Semua aktivitas gempa di NTT menunjukkan kaitan erat dengan aktivitas Sesar Naik Flores.

oleh Raynaldo Ghiffari LubabahDiterbitkan 15 Agustus 2026, 14:08 WIB
Gempa bumi berkekuatan magnitudo (M) 7,7 mengguncang wilayah Nusa Tenggara Timur (NTT), Sabtu (15/8/2026) pagi. Gempa berpusat sekitar 30 kilometer timur laut Mbay, Kabupaten Nagekeo.

Liputan6.com, Jakarta - Gempa besar berkekuatan magnitudo 7,0 mengguncang Nusa Tenggara Timur (NTT) pada Sabtu (15/8) pagi. Gempa ini diduga kuat akibat pergerakan Sesar Naik Flores. Pulau Flores bagian utara paling banyak terdampak karena gempa berpusat di Kota Mbay, Kabupaten Nagekeo.

Sesar Naik Busur Belakang Flores atau Flores Back-Arc Thrust merupakan sistem sesar naik yang berada di dasar laut di sebelah utara Pulau Flores. Struktur ini memanjang ratusan kilometer hingga kawasan Sumbawa, Lombok, dan Bali.

Anggota Ikatan Ahli Kebencanaan Indonesia (IABI), Daryono mengatakan data sebaran episentrum gempa utama, dan susulan membentuk kluster pada arah barat-timur paralel dengan jalur Sesar Naik Flores.

Data aktivitas gempa signifikan di Flores menunjukkan mekanisme sesar naik dengan sudut kemiringan sesar ke arah selatan. Semua aktivitas gempa menunjukkan kaitan erat dengan aktivitas Sesar Naik Flores.

"Hasil analisis sementara terhadap data Gempa Flores hari ini menunjukkan ada keterkaitan erat dengan aktivitas Sesar Naik Flores," kata Daryono dalam keterangannya.

Daryono mencatat, Sesar Naik Flores pernah memicu 5 gempa kuat dan sebagian diantaranya memicu tsunami pada busur Bali dan Nusa Tenggara. Catatan tertua adalah gempa berkekuatan M 7,0 yang memicu tsunami di Bali utara dan Lombok pada 22 November 1815.

Berikutnya, gempa kuat M 7,5 di Bima pada 28 November 1836. Gempa M 7,0 juga memicu tsunami di Bali dan Lombok pada 13 Mei 1857. Selanjutnya, gempa dahsyat berkekuatan M 6,6 mengguncang Seririt, Bali, pada 14 Juli 1976.

Parameter tercatat dengan baik karena saat itu kita sudah memiliki jaringan seismograf.

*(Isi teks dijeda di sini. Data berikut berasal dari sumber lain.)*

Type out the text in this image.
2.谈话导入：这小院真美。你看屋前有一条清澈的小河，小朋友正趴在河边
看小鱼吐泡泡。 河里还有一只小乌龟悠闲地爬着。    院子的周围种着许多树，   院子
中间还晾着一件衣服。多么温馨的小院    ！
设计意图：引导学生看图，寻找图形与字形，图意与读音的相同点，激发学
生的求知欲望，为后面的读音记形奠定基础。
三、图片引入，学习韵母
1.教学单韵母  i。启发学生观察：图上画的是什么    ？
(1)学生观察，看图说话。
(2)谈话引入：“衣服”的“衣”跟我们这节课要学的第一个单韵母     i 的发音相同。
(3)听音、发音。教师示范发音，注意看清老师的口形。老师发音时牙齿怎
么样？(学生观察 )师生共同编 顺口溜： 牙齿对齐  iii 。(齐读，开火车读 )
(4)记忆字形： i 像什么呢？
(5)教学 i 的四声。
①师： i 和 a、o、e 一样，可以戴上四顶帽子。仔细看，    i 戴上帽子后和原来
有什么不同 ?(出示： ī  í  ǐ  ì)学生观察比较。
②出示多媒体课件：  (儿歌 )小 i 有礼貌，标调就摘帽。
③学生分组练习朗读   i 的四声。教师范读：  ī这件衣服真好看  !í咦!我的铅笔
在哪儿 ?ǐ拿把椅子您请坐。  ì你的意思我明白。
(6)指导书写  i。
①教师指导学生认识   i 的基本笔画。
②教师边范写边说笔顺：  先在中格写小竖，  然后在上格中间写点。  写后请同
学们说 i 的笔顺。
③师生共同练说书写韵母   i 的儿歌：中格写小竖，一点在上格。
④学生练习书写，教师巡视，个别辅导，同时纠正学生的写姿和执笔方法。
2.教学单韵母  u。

Gempa Seririt merusak 67.419 rumah dan menelan korban jiwa 559 orang di Bali.

Berikutnya gempa Flores, 12 Desember 1992, berkekuatan M 7,8 memicu tsunami dan menelan korban jiwa lebih dari 2.500 orang. Terakhir adalah gempa kuat di Lombok yang masih terjadi gempa susulannya.

"Catatan gempa kuat dan tsunami masa lalu di atas menjadi bukti akan aktifnya Sesar Naik Flores," ujar Daryono.

 

Waspada Sesar Naik Flores

Daryono mengingatkan, gempa hari ini menjadi pengingat kepada masyarakat untuk selalu waspada terhadap ancaman yang muncul akibat Sesar Naik Flores.

"Ke depan, potensi gempa di kawasan utara Bali hingga Nusa Tenggara yang bersumber dari Sesar Naik Flores tetap ada dan patut diwaspadai karena ini adalah ancaman gempa dan tsunami yang permanen," jelas Daryono.

Gempa ini, kata Daryono juga memberikan pelajaran tentang pentingnya strategi mitigasi gempa yang tepat sehingga dampak korban dan kerusakan bisa diantisipasi.

"Melihat banyaknya bangunan rumah yang rusak, penting ada upaya nyata dan serius dalam merealisasikan bangunan tahan dan aman gempa. Jika tidak, setiap terjadi gempa kuat, masyarakat akan terus menjadi korban," tutup Daryono.